Казарицкий уже доверял Ляму самую трудную работу: «повторять» и даже «крыть». Обычно «кроют» только законченные мастера. Правда, Лям уже понаторел в малярном деле, и его ловкие руки работали уверенно и умело, и все же, когда он «крыл», сердце у него замирало.
К концу лета он стал надеяться, что ему скоро доверят и флейцу. Пока что Казарицкий учил его, как пользоваться резинкой и гребешком при разделке под дуб. Это тонкая, благородная работа. Готовить листы для трафаретов Лям научился еще у Тодреса; он только не умел вырезать уголки для стен и потолков и делать разноцветные рамки для карнизов.
Поспело время приниматься за крышу. Лям стал готовить медянку, шпаклевку, длинные кисти. Он связал две лестницы в одну, и то она едва достала. Лям хоть и побаивался крыши, но все время нетерпеливо думал: «Когда же поднимемся?»
Первым поднялся Казарицкий. Лям на веревке все подал ему, а затем и сам полез. Самое трудное — это оторвать ноги от лестницы, когда ты еще не знаешь, выдержит ли тебя водосточный желоб, за который ухватился. Он того и гляди выскользнет из рук.

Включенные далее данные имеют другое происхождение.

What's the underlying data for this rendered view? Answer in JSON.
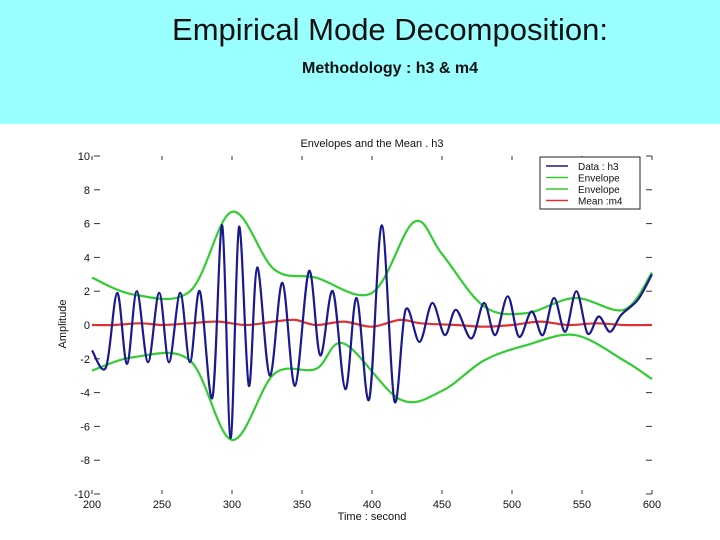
{
  "slide": {
    "title": "Empirical Mode Decomposition:",
    "subtitle": "Methodology : h3 & m4",
    "header_color": "#99ffff"
  },
  "chart_data": {
    "type": "line",
    "title": "Envelopes and the Mean . h3",
    "xlabel": "Time : second",
    "ylabel": "Amplitude",
    "xlim": [
      200,
      600
    ],
    "ylim": [
      -10,
      10
    ],
    "xticks": [
      200,
      250,
      300,
      350,
      400,
      450,
      500,
      550,
      600
    ],
    "yticks": [
      -10,
      -8,
      -6,
      -4,
      -2,
      0,
      2,
      4,
      6,
      8,
      10
    ],
    "legend_position": "top-right",
    "series": [
      {
        "name": "Data : h3",
        "color": "#1a1a8c",
        "x": [
          200,
          210,
          218,
          225,
          232,
          240,
          248,
          255,
          263,
          270,
          277,
          286,
          293,
          299,
          305,
          312,
          318,
          327,
          336,
          345,
          355,
          363,
          372,
          381,
          389,
          398,
          407,
          416,
          424,
          434,
          443,
          452,
          460,
          471,
          480,
          488,
          497,
          505,
          514,
          522,
          530,
          538,
          546,
          554,
          562,
          570,
          578,
          590,
          600
        ],
        "values": [
          -1.5,
          -2.5,
          1.9,
          -2.3,
          2.0,
          -2.2,
          1.9,
          -2.2,
          1.9,
          -2.2,
          2.0,
          -4.3,
          5.9,
          -6.7,
          5.8,
          -3.6,
          3.4,
          -3.0,
          2.5,
          -3.6,
          3.2,
          -1.8,
          2.0,
          -3.8,
          1.6,
          -4.4,
          5.9,
          -4.5,
          0.9,
          -1.0,
          1.3,
          -0.6,
          0.9,
          -0.8,
          1.3,
          -0.6,
          1.7,
          -0.7,
          0.8,
          -0.6,
          1.6,
          -0.4,
          2.0,
          -0.5,
          0.5,
          -0.4,
          0.6,
          1.5,
          3.0
        ]
      },
      {
        "name": "Envelope",
        "color": "#33cc33",
        "x": [
          200,
          230,
          270,
          300,
          330,
          360,
          400,
          430,
          450,
          480,
          510,
          545,
          580,
          600
        ],
        "values": [
          2.8,
          1.8,
          2.0,
          6.7,
          3.3,
          2.8,
          1.9,
          6.1,
          4.2,
          1.1,
          0.7,
          1.6,
          0.9,
          3.1
        ]
      },
      {
        "name": "Envelope",
        "color": "#33cc33",
        "x": [
          200,
          230,
          270,
          300,
          330,
          360,
          380,
          420,
          450,
          480,
          510,
          545,
          580,
          600
        ],
        "values": [
          -2.7,
          -1.9,
          -2.1,
          -6.8,
          -2.9,
          -2.6,
          -1.1,
          -4.4,
          -3.9,
          -2.1,
          -1.2,
          -0.6,
          -2.1,
          -3.2
        ]
      },
      {
        "name": "Mean :m4",
        "color": "#e03030",
        "x": [
          200,
          215,
          235,
          250,
          270,
          290,
          310,
          330,
          345,
          360,
          380,
          400,
          420,
          435,
          460,
          480,
          500,
          520,
          540,
          560,
          580,
          600
        ],
        "values": [
          0.0,
          0.0,
          0.1,
          0.0,
          0.1,
          0.2,
          0.0,
          0.2,
          0.3,
          0.0,
          0.2,
          -0.1,
          0.3,
          0.1,
          0.0,
          -0.1,
          0.0,
          0.2,
          0.0,
          0.1,
          0.0,
          0.0
        ]
      }
    ]
  }
}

Только на крыше Лям по-настоящему увидел лето. Внизу лежал солнечный город, зеленели леса и долины, весело переливались речки. Какая красота кругом! Какое чудесное лето! Вон там из высокой мельничной трубы валит дым, а там по дороге тянутся крестьянские телеги. Во дворе под деревьями пляшут две точки: то сольются в одну, то скачут одна над другой — это резвятся две собачки. Жалко, мельница загораживает, а то Лям наверняка увидел бы свой город, свой дом. А если б бабушка вышла на крылечко, и ее бы узнал.
На крыше надо стоять согнувшись, красить надо лежа на боку, а глазеть по сторонам не полагается. Надо помнить, где ты находишься, и быть начеку, не то, чего доброго, голова закружится и подкосятся ноги.

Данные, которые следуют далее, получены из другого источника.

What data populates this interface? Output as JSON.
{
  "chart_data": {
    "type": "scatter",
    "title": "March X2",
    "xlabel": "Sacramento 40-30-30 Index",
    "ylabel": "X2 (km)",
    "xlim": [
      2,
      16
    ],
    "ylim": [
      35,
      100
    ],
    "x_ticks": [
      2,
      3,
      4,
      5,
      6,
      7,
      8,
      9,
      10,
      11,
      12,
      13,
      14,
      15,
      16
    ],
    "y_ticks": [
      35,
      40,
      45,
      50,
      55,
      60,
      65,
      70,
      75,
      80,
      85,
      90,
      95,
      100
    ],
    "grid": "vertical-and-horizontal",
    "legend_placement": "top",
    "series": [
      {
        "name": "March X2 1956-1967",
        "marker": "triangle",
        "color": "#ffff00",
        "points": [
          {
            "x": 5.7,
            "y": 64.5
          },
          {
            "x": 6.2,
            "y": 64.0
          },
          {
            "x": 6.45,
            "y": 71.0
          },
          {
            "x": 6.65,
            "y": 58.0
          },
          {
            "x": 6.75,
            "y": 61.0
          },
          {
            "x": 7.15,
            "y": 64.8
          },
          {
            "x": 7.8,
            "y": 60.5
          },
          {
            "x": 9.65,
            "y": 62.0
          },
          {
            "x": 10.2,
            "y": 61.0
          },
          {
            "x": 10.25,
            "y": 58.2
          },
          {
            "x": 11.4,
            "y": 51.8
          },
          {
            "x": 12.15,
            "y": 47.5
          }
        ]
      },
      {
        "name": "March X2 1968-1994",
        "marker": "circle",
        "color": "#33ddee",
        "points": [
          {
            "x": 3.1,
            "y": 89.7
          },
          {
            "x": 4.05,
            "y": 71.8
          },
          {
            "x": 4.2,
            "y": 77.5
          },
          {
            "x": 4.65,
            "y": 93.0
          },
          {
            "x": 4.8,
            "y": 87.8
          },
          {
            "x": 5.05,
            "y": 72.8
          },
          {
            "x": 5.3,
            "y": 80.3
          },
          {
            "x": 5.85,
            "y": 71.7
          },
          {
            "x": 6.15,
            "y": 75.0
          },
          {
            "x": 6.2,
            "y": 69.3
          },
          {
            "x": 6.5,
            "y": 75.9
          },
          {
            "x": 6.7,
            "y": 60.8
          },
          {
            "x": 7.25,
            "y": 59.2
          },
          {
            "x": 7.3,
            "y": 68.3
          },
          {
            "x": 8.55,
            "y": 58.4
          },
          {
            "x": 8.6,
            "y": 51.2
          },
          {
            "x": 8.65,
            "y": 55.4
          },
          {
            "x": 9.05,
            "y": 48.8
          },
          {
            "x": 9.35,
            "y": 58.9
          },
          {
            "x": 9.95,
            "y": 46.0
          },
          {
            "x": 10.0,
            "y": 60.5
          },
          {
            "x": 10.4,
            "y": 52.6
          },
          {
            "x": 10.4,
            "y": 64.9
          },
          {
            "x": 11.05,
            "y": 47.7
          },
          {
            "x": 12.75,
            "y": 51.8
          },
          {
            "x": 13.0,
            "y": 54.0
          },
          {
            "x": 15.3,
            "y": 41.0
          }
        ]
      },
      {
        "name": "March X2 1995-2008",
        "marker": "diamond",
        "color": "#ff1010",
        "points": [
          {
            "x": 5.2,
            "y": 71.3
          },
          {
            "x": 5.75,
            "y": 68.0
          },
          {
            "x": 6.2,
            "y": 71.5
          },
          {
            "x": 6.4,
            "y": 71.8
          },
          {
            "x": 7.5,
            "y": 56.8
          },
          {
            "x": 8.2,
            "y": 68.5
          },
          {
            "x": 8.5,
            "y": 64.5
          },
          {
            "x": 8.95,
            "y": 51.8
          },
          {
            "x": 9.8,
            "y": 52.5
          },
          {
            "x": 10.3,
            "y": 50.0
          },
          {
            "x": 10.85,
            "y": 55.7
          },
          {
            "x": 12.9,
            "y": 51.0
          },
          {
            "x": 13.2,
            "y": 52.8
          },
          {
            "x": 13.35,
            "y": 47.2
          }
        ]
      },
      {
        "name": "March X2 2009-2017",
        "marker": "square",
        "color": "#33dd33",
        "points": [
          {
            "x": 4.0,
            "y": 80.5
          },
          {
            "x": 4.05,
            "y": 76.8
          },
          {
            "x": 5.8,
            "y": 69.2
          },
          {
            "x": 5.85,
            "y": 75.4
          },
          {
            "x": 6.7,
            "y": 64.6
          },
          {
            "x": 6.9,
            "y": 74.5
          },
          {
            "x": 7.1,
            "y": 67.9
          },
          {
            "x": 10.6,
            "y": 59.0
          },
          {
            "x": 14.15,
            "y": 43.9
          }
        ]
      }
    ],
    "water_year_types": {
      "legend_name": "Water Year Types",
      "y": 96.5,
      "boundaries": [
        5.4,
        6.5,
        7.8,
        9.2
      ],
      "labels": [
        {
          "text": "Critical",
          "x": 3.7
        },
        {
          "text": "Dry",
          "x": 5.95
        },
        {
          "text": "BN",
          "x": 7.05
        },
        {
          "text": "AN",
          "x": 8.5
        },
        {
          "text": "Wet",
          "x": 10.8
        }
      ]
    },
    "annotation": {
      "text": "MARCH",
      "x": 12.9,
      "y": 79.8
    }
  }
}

Железо так и пышет жаром, а краска под кистью течет, вскипает, испаряется. С каждым мазком крыша становится все более вонючей и скользкой.
И вот нелегкая принесла Яшку. Он стал кричать, звать Ляма. Но Лям не обернулся. В такую невыносимую жару хуже всего иметь дело с медянкой — она воняет до потери сознания. Не всякий тогда может удержаться на крыше. Казарицкий и Лям разулись, потому что босиком легче ходить по наклонным листам. Раскаленное железо обжигает пятки, точно тлеющий уголь, приходится переступать с ноги на ногу. Вдруг железная крыша зашумела, загрохотала. Это Яшка бросил в Ляма кирпичину. У Ляма сердце зашлось, а внизу послышался злорадный смех.
Лям схватил ведро с медянкой и плеснул Яшке на голову. Раздался ужасающий визг, будто резанули поросенка. Лям от волнения не мог устоять на месте, у него сразу подкосились ноги. Он только успел заметить, как внизу с криками со всех сторон сбегаются Левинсоны. В глазах у него померкло, и он грохнулся с крыши на согнутые спины Левинсонов.
[5]
Долго, очень долго лежал Лям у бабушки в каморке и отлежался. Ему только жалко было, что не видит он ни лета, ни реки, ни бахчей, ни горы, где растет богатое железо и куда снова пришли чужие люди на разведку. Хорошо хоть, что он проводит все дни и вечера на дворе. Если около него нет друзей-приятелей, он читает книги. Однако его тянет к настоящему делу. Кости срастаются, и все говорят, что за лето он вытянулся и поздоровел.
Когда он поправился и встал на ноги, бабушка отвела его к зятю Гробилихи, к Катроху, наниматься.
— Приказчиком быть легче, — сказала она. — Скорей в люди выйдешь.
Катрох колебался: «Молод еще, слабоват». Но в конце концов сказал:
— Ладно, пусть идет на склад, но с одним условием: он должен проработать у меня три года. Иначе я его не беру. Харчи будет получать с первого дня. За второй год получит десять рублей, за третий — тоже десять рублей. — Широкой ладонью Катрох взял Ляма за подбородок и, приподняв ему голову, заявил: — Если не будешь растяпой, станешь у меня отличным работником. Вот этими десятью пальцами я достиг всего. За хозяина я был готов в огонь и в воду, готов был жизнь за него отдать. И вот — вышел в люди. Помни! Постоянно следи за работниками, а в случае чего — приходи, говори!
Однако дела на складе пошли не так, как Лям представлял себе. Там было семеро рабочих, которые трудились, как волы, но работы там хватило бы еще на семерых. Они встретили Ляма каждый по-своему, непохожие и разные по росту, по виду и по манере говорить. Только в одном они были схожи — в ненависти к хозяевам.